PIAC calls for national dialogue

The Public Interest and Accountability Committee (PIAC) has called for a national dialogue on how best allocations to the Annual Budget Funding Amount (ABFA) could be used on targeted areas to ensure proper socio- economic development.

The dialogue, according to PIAC, had become necessary to enable them chart a path for the effective utilisation of the oil resources.

The call was contained in the PIAC’s 2014 annual report released last week.

It argued that despite the clearly outlined allocations, funds that are sometimes earmarked for some of the priority areas are diverted.

Under the Petroleum Revenue Management Act, 2011 (Act 815), the ABFA, which is allocated from the country’s petroleum revenues, is expected to focus on four priority areas; expenditure and amortisation of loans, roads and other infrastructure, agriculture modernisation and capacity building.

In its 2014 annual report, PIAC was of the view that the proposed dialogue should preferably take place before the next budget and its outcomes used to inform the ABFA allocation in the 2016 Budget.

“There is an urgent need for the ABFA to be better-targeted and well-focused so as to help maximise its effectiveness and impact on the socio-economic development of Ghana,” it said.

For instance, between 2011 and 2013, about GH¢23 million (17 per cent) of ABFA earmarked for capacity building went into consumables such as goods and services for the Ministries of Food and Agriculture, Lands and Natural Resources and the purchase of relief items for the National Disaster Management Organisation (NADMO).

The report further revealed that an expenditure of GH¢3.87 million related to the Western Corridor Gas Infrastructure Development Project (WCGIDP) was charged to the ‘road and other Infrastructure’ priority areas rather than the ‘expenditure and amortisation of loans’ category even though a significant proportion of the allocations to the latter was unutilised during the period under review.

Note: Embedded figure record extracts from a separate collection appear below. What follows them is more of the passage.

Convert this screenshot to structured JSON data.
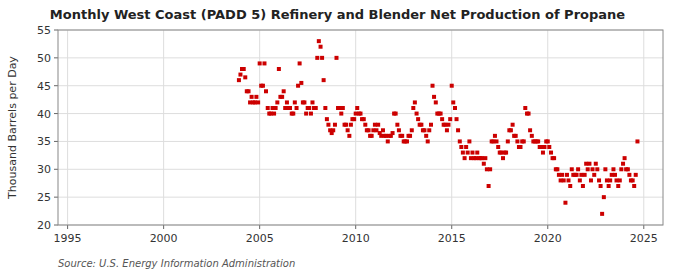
{
  "chart_data": {
    "type": "scatter",
    "title": "Monthly West Coast (PADD 5) Refinery and Blender Net Production of Propane",
    "ylabel": "Thousand Barrels per Day",
    "annotation": "Source: U.S. Energy Information Administration",
    "color": "#cc0000",
    "marker": "square",
    "grid": true,
    "xlim": [
      1994.5,
      2026
    ],
    "ylim": [
      20,
      55
    ],
    "xticks": [
      1995,
      2000,
      2005,
      2010,
      2015,
      2020,
      2025
    ],
    "yticks": [
      20,
      25,
      30,
      35,
      40,
      45,
      50,
      55
    ],
    "x": [
      2003.92,
      2004.0,
      2004.08,
      2004.17,
      2004.25,
      2004.33,
      2004.42,
      2004.5,
      2004.58,
      2004.67,
      2004.75,
      2004.83,
      2004.92,
      2005.0,
      2005.08,
      2005.17,
      2005.25,
      2005.33,
      2005.42,
      2005.5,
      2005.58,
      2005.67,
      2005.75,
      2005.83,
      2005.92,
      2006.0,
      2006.08,
      2006.17,
      2006.25,
      2006.33,
      2006.42,
      2006.5,
      2006.58,
      2006.67,
      2006.75,
      2006.83,
      2006.92,
      2007.0,
      2007.08,
      2007.17,
      2007.25,
      2007.33,
      2007.42,
      2007.5,
      2007.58,
      2007.67,
      2007.75,
      2007.83,
      2007.92,
      2008.0,
      2008.08,
      2008.17,
      2008.25,
      2008.33,
      2008.42,
      2008.5,
      2008.58,
      2008.67,
      2008.75,
      2008.83,
      2008.92,
      2009.0,
      2009.08,
      2009.17,
      2009.25,
      2009.33,
      2009.42,
      2009.5,
      2009.58,
      2009.67,
      2009.75,
      2009.83,
      2009.92,
      2010.0,
      2010.08,
      2010.17,
      2010.25,
      2010.33,
      2010.42,
      2010.5,
      2010.58,
      2010.67,
      2010.75,
      2010.83,
      2010.92,
      2011.0,
      2011.08,
      2011.17,
      2011.25,
      2011.33,
      2011.42,
      2011.5,
      2011.58,
      2011.67,
      2011.75,
      2011.83,
      2011.92,
      2012.0,
      2012.08,
      2012.17,
      2012.25,
      2012.33,
      2012.42,
      2012.5,
      2012.58,
      2012.67,
      2012.75,
      2012.83,
      2012.92,
      2013.0,
      2013.08,
      2013.17,
      2013.25,
      2013.33,
      2013.42,
      2013.5,
      2013.58,
      2013.67,
      2013.75,
      2013.83,
      2013.92,
      2014.0,
      2014.08,
      2014.17,
      2014.25,
      2014.33,
      2014.42,
      2014.5,
      2014.58,
      2014.67,
      2014.75,
      2014.83,
      2014.92,
      2015.0,
      2015.08,
      2015.17,
      2015.25,
      2015.33,
      2015.42,
      2015.5,
      2015.58,
      2015.67,
      2015.75,
      2015.83,
      2015.92,
      2016.0,
      2016.08,
      2016.17,
      2016.25,
      2016.33,
      2016.42,
      2016.5,
      2016.58,
      2016.67,
      2016.75,
      2016.83,
      2016.92,
      2017.0,
      2017.08,
      2017.17,
      2017.25,
      2017.33,
      2017.42,
      2017.5,
      2017.58,
      2017.67,
      2017.75,
      2017.83,
      2017.92,
      2018.0,
      2018.08,
      2018.17,
      2018.25,
      2018.33,
      2018.42,
      2018.5,
      2018.58,
      2018.67,
      2018.75,
      2018.83,
      2018.92,
      2019.0,
      2019.08,
      2019.17,
      2019.25,
      2019.33,
      2019.42,
      2019.5,
      2019.58,
      2019.67,
      2019.75,
      2019.83,
      2019.92,
      2020.0,
      2020.08,
      2020.17,
      2020.25,
      2020.33,
      2020.42,
      2020.5,
      2020.58,
      2020.67,
      2020.75,
      2020.83,
      2020.92,
      2021.0,
      2021.08,
      2021.17,
      2021.25,
      2021.33,
      2021.42,
      2021.5,
      2021.58,
      2021.67,
      2021.75,
      2021.83,
      2021.92,
      2022.0,
      2022.08,
      2022.17,
      2022.25,
      2022.33,
      2022.42,
      2022.5,
      2022.58,
      2022.67,
      2022.75,
      2022.83,
      2022.92,
      2023.0,
      2023.08,
      2023.17,
      2023.25,
      2023.33,
      2023.42,
      2023.5,
      2023.58,
      2023.67,
      2023.75,
      2023.83,
      2023.92,
      2024.0,
      2024.08,
      2024.17,
      2024.25,
      2024.33,
      2024.42,
      2024.5,
      2024.58,
      2024.67
    ],
    "values": [
      46.0,
      47.0,
      48.0,
      48.0,
      46.5,
      44.0,
      44.0,
      42.0,
      43.0,
      42.0,
      42.0,
      43.0,
      42.0,
      49.0,
      45.0,
      45.0,
      49.0,
      44.0,
      41.0,
      40.0,
      40.0,
      41.0,
      40.0,
      41.0,
      42.0,
      48.0,
      43.0,
      43.0,
      44.0,
      41.0,
      42.0,
      41.0,
      41.0,
      40.0,
      40.0,
      42.0,
      41.0,
      45.0,
      49.0,
      45.5,
      42.0,
      42.0,
      40.0,
      41.0,
      41.0,
      40.0,
      42.0,
      41.0,
      41.0,
      50.0,
      53.0,
      52.0,
      50.0,
      46.0,
      41.0,
      39.0,
      38.0,
      37.0,
      36.5,
      37.0,
      38.0,
      50.0,
      41.0,
      41.0,
      40.0,
      41.0,
      38.0,
      38.0,
      37.0,
      36.0,
      38.0,
      39.0,
      39.0,
      40.0,
      41.0,
      40.0,
      40.0,
      39.0,
      39.0,
      38.0,
      37.0,
      37.0,
      36.0,
      36.0,
      37.0,
      38.0,
      37.0,
      38.0,
      36.5,
      36.0,
      37.0,
      36.0,
      36.0,
      35.0,
      36.0,
      36.0,
      36.5,
      40.0,
      40.0,
      38.0,
      37.0,
      36.0,
      36.0,
      35.0,
      35.0,
      35.0,
      36.0,
      36.0,
      37.0,
      41.0,
      42.0,
      40.0,
      39.0,
      38.0,
      38.0,
      37.0,
      37.0,
      36.0,
      35.0,
      37.0,
      38.0,
      45.0,
      43.0,
      42.0,
      40.0,
      40.0,
      40.0,
      39.0,
      38.0,
      38.0,
      37.0,
      38.0,
      39.0,
      45.0,
      42.0,
      41.0,
      39.0,
      37.0,
      35.0,
      34.0,
      33.0,
      32.0,
      34.0,
      33.0,
      35.0,
      32.0,
      33.0,
      32.0,
      32.0,
      33.0,
      32.0,
      32.0,
      32.0,
      31.0,
      32.0,
      30.0,
      27.0,
      30.0,
      35.0,
      35.0,
      36.0,
      35.0,
      34.0,
      33.0,
      33.0,
      32.0,
      33.0,
      33.0,
      35.0,
      37.0,
      37.0,
      38.0,
      36.0,
      36.0,
      35.0,
      34.0,
      34.0,
      35.0,
      35.0,
      41.0,
      40.0,
      40.0,
      37.0,
      36.0,
      35.0,
      35.0,
      35.0,
      35.0,
      34.0,
      34.0,
      33.0,
      34.0,
      35.0,
      35.0,
      34.0,
      33.0,
      32.0,
      32.0,
      30.0,
      30.0,
      29.0,
      28.0,
      29.0,
      28.0,
      24.0,
      29.0,
      28.0,
      27.0,
      30.0,
      29.0,
      29.0,
      29.0,
      30.0,
      28.0,
      29.0,
      27.0,
      29.0,
      31.0,
      30.0,
      31.0,
      28.0,
      30.0,
      29.0,
      31.0,
      30.0,
      28.0,
      27.0,
      22.0,
      25.0,
      30.0,
      28.0,
      27.0,
      28.0,
      29.0,
      30.0,
      29.0,
      28.0,
      27.0,
      28.0,
      30.0,
      31.0,
      32.0,
      30.0,
      30.0,
      29.0,
      28.0,
      28.0,
      27.0,
      29.0,
      35.0
    ]
  }
}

This has, therefore, prompted PIAC, which is the body mandated under Section 51 of the PRMA to supervise the management of the country’s petroleum revenues, to call for the dialogue aimed at charting a path for the effective utilisation of the revenues.

ABFA allocations  in 2014
Unlike previous years when the allocation to the ABFA was distributed to all the four priority areas, in 2014, only three areas benefited from the fund.

A total of US$409.07 million (51.31 per cent) of the net revenue to the government went to the Annual Budget Funding Amount (ABFA) while GH¢163.08 million, representing 29.68 per cent, went into expenditure and amortisation of loans, with roads and other infrastructure getting GH¢215.69 million (39.26 per cent).

Agriculture modernisation projects received GH¢170.62 million; representing 31.06 per cent.

According to the report, “no allocation was made to the ‘capacity building’ priority area in 2014 because planned expenditure was contingent upon the China Development Bank (CDB) -related Small and Medium Enterprise (SME) Projects Incubation Facility which did not take off.”

Oil production in 2014
The Ghana Group lifted 7.6million barrels of oil representing 20.77 per cent of total production in 2014.

Actual petroleum receipts for 2014 totalled US$978 million, exceeding projected revenues of US$777 million by 27 per cent which is equivalent to an increase of US$200 million. This was the result of slightly higher actual volumes and average prices of oil from the Jubilee field.